La dilación en la aprobación de la iniciativa que busca dotar de facultades sancionatorias al Centro Federal de Conciliación y Registro Laboral (CFCRL) en materia de libertad sindical y negociación colectiva representa un riesgo directo para la credibilidad del modelo laboral mexicano y su cumplimiento bajo el Tratado entre México, Estados Unidos y Canadá (T-MEC).
La propuesta, aprobada en la Cámara de Diputados y pendiente en el Senado desde hace 11 meses, es vista como una herramienta crucial para fortalecer la acción nacional, permitiendo al CFCRL imponer multas a patrones o sindicatos infractores sin que los casos tengan que escalar necesariamente a los mecanismos internacionales de respuesta rápida del T-MEC.
Para el socio de Fisher Phillips México, Germán de la Garza de Vecchi, el tema de fondo es la confianza, pues “el Centro de Conciliación y Registro Laboral debe operar con una transparencia total y con procesos blindados que permitan a las partes confiar en la neutralidad de las decisiones”, afirmó el especialista.
De la Garza de Vecchi subrayó que la efectividad del CFCRL, y por ende, la contención de quejas internacionales, depende de la implementación de mecanismos de verificación que sean “debidamente estructurados, basados en criterios objetivos, medibles y técnicamente sustentados. La ausencia de estas bases, sumada a la falta de facultades sancionatorias operativas, genera la percepción de un vacío”.
“Sin un sistema sancionatorio interno robusto, el riesgo de que cualquier controversia laboral sea percibida como una falla estructural por los países socios del T-MEC se mantiene latente, obligando a los actores a invertir urgentemente en entender y acatar la nueva legislación para asegurar su correcta implementación”.
La importancia de la iniciativa se centra precisamente en este punto: contar con un mecanismo de control y castigo doméstico ágil, “la facultad de sancionar permite resolver las violaciones a los derechos laborales de manera más eficaz y autónoma dentro de México, agotando las instancias nacionales antes de que los conflictos se conviertan en motivos de quejas formales bajo el Anexo 31-A del T-MEC”.

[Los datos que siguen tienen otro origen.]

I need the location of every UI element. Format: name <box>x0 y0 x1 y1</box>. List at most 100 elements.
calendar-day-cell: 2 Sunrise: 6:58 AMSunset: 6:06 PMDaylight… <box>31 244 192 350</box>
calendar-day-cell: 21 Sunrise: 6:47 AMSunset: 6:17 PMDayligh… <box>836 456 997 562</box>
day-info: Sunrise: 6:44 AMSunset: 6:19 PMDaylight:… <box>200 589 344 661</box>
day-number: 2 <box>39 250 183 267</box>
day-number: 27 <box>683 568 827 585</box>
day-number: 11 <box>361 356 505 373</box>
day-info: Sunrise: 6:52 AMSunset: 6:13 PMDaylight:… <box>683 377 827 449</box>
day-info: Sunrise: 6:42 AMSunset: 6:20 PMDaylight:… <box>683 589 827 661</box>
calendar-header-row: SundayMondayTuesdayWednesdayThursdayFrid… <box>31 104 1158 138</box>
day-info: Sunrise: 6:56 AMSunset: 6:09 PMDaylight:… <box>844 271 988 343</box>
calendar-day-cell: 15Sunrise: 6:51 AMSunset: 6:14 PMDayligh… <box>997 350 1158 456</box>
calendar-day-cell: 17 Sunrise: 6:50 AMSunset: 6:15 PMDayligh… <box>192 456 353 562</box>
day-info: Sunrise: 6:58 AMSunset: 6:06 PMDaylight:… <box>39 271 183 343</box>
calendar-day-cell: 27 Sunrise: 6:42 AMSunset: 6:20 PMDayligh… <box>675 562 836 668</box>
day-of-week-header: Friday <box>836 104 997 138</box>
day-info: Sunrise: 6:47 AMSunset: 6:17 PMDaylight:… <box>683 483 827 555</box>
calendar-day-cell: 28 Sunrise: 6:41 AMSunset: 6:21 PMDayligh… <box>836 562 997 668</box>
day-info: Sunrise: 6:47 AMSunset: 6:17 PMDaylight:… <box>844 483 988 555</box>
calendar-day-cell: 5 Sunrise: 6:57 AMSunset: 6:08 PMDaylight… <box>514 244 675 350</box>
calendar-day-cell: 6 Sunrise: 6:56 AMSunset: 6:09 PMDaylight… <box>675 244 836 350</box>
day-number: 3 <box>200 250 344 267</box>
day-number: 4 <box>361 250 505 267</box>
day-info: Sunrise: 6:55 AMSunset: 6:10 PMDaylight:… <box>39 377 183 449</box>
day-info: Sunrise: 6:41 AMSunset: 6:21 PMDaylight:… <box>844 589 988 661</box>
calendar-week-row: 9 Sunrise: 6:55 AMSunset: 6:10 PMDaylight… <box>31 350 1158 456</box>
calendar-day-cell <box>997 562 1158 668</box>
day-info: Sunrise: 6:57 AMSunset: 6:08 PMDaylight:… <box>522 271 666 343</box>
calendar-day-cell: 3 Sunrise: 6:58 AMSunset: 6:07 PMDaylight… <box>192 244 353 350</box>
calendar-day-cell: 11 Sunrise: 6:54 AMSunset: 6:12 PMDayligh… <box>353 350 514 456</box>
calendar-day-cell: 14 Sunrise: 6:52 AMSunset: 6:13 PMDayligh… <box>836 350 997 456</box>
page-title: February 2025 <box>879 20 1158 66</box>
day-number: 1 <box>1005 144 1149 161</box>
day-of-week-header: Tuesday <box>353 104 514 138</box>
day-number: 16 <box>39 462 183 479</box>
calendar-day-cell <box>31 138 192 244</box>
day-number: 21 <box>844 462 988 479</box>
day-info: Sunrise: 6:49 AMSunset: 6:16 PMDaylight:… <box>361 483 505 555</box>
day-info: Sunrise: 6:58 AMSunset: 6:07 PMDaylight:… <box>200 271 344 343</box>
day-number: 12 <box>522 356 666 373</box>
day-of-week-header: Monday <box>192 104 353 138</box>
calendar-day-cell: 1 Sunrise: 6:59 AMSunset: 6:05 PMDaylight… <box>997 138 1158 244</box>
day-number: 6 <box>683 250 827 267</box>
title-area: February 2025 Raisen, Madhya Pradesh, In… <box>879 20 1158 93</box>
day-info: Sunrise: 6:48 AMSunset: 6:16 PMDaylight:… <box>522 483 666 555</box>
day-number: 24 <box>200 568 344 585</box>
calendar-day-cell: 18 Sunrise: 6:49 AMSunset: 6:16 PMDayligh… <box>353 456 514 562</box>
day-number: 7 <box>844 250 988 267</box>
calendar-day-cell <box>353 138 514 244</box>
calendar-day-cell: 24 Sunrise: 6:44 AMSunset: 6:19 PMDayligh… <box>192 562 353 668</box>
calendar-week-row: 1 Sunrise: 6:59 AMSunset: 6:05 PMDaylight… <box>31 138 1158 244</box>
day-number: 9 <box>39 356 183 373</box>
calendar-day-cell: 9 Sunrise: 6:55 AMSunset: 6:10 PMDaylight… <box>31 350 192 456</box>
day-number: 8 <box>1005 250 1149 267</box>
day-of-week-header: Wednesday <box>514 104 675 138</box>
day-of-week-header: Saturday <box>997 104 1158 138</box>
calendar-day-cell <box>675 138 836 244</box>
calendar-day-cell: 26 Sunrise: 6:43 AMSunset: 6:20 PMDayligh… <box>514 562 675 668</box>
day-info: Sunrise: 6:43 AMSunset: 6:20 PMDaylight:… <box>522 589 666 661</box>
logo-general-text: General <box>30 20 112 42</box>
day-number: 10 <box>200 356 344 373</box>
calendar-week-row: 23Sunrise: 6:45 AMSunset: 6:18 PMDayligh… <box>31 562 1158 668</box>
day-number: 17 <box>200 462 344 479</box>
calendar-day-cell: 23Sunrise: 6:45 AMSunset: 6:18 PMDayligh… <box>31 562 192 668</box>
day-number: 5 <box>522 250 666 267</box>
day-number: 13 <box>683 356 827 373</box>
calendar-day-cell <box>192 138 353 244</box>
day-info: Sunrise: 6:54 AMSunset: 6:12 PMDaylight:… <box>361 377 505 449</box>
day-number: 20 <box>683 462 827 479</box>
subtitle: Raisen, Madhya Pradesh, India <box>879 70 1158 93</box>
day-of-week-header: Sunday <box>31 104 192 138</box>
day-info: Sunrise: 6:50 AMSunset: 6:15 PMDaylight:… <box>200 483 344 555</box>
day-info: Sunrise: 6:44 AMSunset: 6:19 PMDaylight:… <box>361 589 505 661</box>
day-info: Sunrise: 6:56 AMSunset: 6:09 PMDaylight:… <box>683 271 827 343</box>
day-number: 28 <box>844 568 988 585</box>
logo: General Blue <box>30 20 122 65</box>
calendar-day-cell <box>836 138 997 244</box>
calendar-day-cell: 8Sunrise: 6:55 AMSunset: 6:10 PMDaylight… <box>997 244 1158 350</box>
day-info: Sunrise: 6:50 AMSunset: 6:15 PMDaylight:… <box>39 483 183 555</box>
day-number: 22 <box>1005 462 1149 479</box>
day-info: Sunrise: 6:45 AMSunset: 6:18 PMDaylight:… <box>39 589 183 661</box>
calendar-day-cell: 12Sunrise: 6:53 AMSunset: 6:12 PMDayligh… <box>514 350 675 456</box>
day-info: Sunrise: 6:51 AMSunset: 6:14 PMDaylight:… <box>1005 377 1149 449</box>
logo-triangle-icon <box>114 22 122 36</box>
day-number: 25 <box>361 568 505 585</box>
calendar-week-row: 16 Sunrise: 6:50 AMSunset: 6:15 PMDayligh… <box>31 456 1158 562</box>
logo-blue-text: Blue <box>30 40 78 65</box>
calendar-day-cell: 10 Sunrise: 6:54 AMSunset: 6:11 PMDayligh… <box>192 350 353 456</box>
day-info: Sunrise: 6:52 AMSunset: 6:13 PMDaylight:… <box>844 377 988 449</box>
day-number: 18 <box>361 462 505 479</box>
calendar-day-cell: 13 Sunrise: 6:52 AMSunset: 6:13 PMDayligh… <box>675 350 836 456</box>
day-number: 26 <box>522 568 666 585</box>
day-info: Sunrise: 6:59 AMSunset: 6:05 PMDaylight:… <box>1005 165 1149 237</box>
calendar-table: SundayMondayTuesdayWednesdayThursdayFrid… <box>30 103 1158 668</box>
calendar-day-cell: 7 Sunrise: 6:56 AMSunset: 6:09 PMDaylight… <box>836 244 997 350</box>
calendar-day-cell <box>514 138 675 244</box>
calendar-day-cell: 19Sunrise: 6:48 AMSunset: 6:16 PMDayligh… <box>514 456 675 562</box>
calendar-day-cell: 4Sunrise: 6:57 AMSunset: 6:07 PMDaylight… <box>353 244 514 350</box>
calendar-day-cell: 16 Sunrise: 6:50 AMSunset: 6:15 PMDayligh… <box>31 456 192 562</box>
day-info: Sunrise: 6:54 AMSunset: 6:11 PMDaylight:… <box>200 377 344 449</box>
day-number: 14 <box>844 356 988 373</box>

Los motivos más recurrentes son la Injerencia Patronal en 28 de los casos; el Despido Sindical en 20 casos; la Discriminación Antisindical en 18 casos y las Amenazas y Represalias en 18 casos.
Estos datos reflejan una preocupación primordial por las acciones coercitivas de las empresas para influir en las decisiones sindicales de sus empleado, explicó
De ahí que el CFCRL deba contar con herramientas que, además de centralizar la capacidad sancionatoria podrá reforzar su autonomía institucional y su rol como garante de la democracia sindical, en línea con los compromisos del tratado.
No obstante, el estancamiento de la iniciativa en el Senado, donde el debate sobre el alcance de estas facultades ha sido un factor que posterga la posibilidad de blindar los procesos nacionales.